Powell's visit was expected to focus on the planned realignment of U.S. forces in Japan, imports of U.S. beef and the six-party talks, including Japan and the United States, on North Korea's nuclear weapons programs.
President Bush and Japanese Prime Minister Junichiro Koizumi agreed last month to accelerate talks on ways to ease the U.S. military presence in Japan, particularly on Okinawa, home to most U.S. forces in Japan.

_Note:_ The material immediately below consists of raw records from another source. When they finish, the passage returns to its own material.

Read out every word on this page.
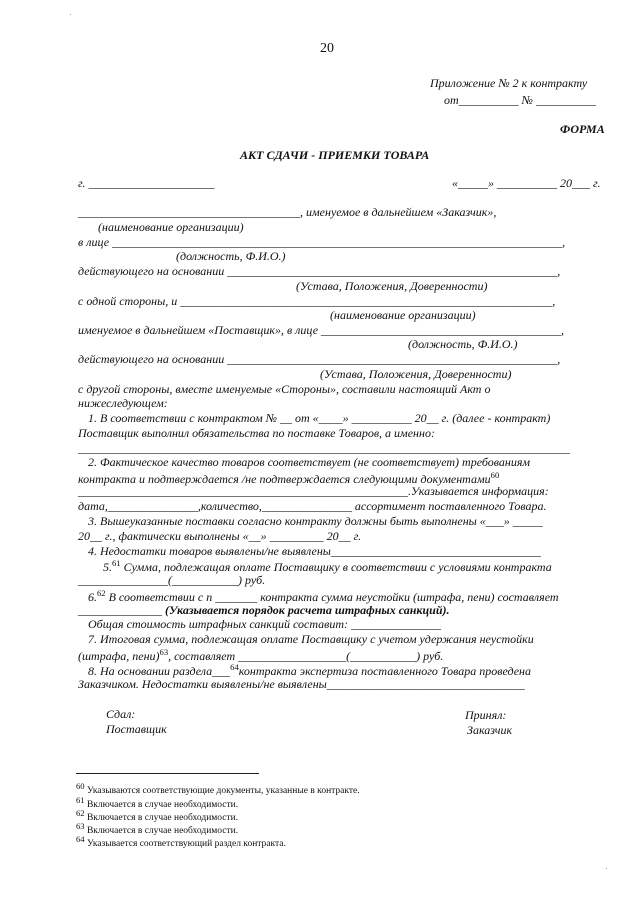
20
Приложение № 2 к контракту
от__________ № __________
ФОРМА
АКТ СДАЧИ - ПРИЕМКИ ТОВАРА
г. _____________________	«_____» __________ 20___ г.
_____________________________________, именуемое в дальнейшем «Заказчик»,
(наименование организации)
в лице ___________________________________________________________________________,
(должность, Ф.И.О.)
действующего на основании _______________________________________________________,
(Устава, Положения, Доверенности)
с одной стороны, и ______________________________________________________________,
(наименование организации)
именуемое в дальнейшем «Поставщик», в лице ________________________________________,
(должность, Ф.И.О.)
действующего на основании _______________________________________________________,
(Устава, Положения, Доверенности)
с другой стороны, вместе именуемые «Стороны», составили настоящий Акт о
нижеследующем:
1. В соответствии с контрактом № __ от «____» __________ 20__ г. (далее - контракт)
Поставщик выполнил обязательства по поставке Товаров, а именно:
__________________________________________________________________________________
2. Фактическое качество товаров соответствует (не соответствует) требованиям
контракта и подтверждается /не подтверждается следующими документами$^{60}$
_______________________________________________________.Указывается информация:
дата,_______________,количество,_______________ ассортимент поставленного Товара.
3. Вышеуказанные поставки согласно контракту должны быть выполнены «___» _____
20__ г., фактически выполнены «__» _________ 20__ г.
4. Недостатки товаров выявлены/не выявлены___________________________________
5.61 Сумма, подлежащая оплате Поставщику в соответствии с условиями контракта
_______________(___________) руб.
6.62 В соответствии с п _______ контракта сумма неустойки (штрафа, пени) составляет
______________ (Указывается порядок расчета штрафных санкций).
Общая стоимость штрафных санкций составит: _______________
7. Итоговая сумма, подлежащая оплате Поставщику с учетом удержания неустойки
(штрафа, пени)$^{63}$, составляет __________________(___________) руб.
8. На основании раздела___$^{64}$контракта экспертиза поставленного Товара проведена
Заказчиком. Недостатки выявлены/не выявлены_________________________________
Сдал:
Поставщик
Принял:
Заказчик
$^{60}$ Указываются соответствующие документы, указанные в контракте.
$^{61}$ Включается в случае необходимости.
$^{62}$ Включается в случае необходимости.
$^{63}$ Включается в случае необходимости.
$^{64}$ Указывается соответствующий раздел контракта.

Japanese and U.S. authorities are discussing the impact of a global realignment of U.S. forces to cope with new threats such as terrorism.
Many people in Okinawa resent bearing what they see as an unfair burden for the U.S.-Japan military alliance and they hope one result of a realignment of U.S. forces will be fewer U.S. military personnel on their island.
Japan's 10-month-old ban on imports of U.S. beef, imposed 10 months ago after a case of mad cow disease was detected in Washington state, will also be high on the agenda.
Powell arrives in Japan on Saturday. He will visit South Korea and China after Japan, the Foreign Ministry officials said.